Immigration Law

Daniel Thomann, Esquire

Board of Immigration Appeals holds that possession of ammunition by a convicted felon is an aggravated felony. Matter of Rocco Oppedisano, 26 I&N Dec. 202 (BIA October 25, 2013). Board Members: Pauley, Gundelsberger and Malphrus.

Respondent, a lawful permanent resident of forty years, was convicted in 2005 of possession of ammunition by a convicted felon in violation of 18 U.S.C. § 922(g) and sentenced to five years of probation and a $15,000 fine. He was charged with removability under INA § 237(a)(2)(A)(iii) as an alien convicted of an aggravated felony, specifically “an offense described in ... section 922(g)(1) … of title 18, United States Code (relating to firearms offenses)” under § 101(a)(43)(E)(ii).

On appeal, Respondent argued that the parenthetical “relating to firearms offenses” was a limiting clause, such that a violation of 18 U.S.C. § 922(g) relating to ammunition should not be deemed an aggravated felony. Respondent argued that the immigration judge should have applied the rule of lenity and construed any ambiguity in his favor.

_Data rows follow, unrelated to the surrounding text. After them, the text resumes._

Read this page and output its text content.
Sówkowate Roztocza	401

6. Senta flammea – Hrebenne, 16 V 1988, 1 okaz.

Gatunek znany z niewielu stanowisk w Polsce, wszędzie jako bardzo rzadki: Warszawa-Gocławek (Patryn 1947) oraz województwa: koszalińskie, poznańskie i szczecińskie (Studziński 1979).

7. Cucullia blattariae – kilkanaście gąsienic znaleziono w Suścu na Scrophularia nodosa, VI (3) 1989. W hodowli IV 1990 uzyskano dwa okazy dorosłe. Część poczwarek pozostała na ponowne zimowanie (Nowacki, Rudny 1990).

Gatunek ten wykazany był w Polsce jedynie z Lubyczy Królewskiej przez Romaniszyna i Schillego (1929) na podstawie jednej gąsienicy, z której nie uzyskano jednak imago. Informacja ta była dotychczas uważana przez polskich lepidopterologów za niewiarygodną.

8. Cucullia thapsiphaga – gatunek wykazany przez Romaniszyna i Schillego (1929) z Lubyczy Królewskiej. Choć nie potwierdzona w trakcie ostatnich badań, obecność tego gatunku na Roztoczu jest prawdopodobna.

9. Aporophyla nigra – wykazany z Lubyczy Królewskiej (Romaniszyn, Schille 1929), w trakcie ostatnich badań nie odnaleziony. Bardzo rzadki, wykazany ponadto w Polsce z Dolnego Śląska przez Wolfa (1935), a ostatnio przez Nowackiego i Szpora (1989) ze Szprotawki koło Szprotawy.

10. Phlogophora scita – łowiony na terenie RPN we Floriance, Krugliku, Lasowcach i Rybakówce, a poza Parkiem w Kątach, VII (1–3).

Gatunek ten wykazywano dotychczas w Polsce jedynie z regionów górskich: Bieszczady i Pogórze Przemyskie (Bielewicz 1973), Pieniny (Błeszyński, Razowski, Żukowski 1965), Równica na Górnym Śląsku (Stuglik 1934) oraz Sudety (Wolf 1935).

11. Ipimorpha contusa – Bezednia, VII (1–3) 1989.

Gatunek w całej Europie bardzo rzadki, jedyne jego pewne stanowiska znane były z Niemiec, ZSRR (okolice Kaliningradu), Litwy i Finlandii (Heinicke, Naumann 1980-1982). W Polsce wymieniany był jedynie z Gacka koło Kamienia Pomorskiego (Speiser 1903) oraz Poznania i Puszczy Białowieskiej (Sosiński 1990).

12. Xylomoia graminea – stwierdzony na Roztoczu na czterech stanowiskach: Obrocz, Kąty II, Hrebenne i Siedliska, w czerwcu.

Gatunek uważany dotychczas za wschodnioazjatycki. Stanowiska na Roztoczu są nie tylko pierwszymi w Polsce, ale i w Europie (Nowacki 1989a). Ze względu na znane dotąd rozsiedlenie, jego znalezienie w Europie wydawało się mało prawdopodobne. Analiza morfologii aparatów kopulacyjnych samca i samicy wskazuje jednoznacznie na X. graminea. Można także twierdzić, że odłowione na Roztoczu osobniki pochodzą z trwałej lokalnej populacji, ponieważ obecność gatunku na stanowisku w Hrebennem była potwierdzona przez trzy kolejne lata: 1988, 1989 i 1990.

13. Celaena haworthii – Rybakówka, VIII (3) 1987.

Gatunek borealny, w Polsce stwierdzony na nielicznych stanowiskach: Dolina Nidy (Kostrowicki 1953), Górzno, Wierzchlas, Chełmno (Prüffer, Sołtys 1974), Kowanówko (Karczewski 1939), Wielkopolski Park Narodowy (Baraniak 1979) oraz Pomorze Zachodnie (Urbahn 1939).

Parentheticals in statutory language may be descriptive or limiting. Citing its analysis in Matter of Ruiz-Romero, 22 I&N Dec. 486 (BIA 1999) of “relating to alien smuggling” language found in INA § 101(a)(43)(N), the Board reasoned that “relating to” parentheticals are descriptive, so that an offense “relating to” ammunition was not excluded from aggravated felony treatment under § 101(a)(43)(E)(ii). As there was no ambiguity in the statutory language, the rule of lenity did not apply.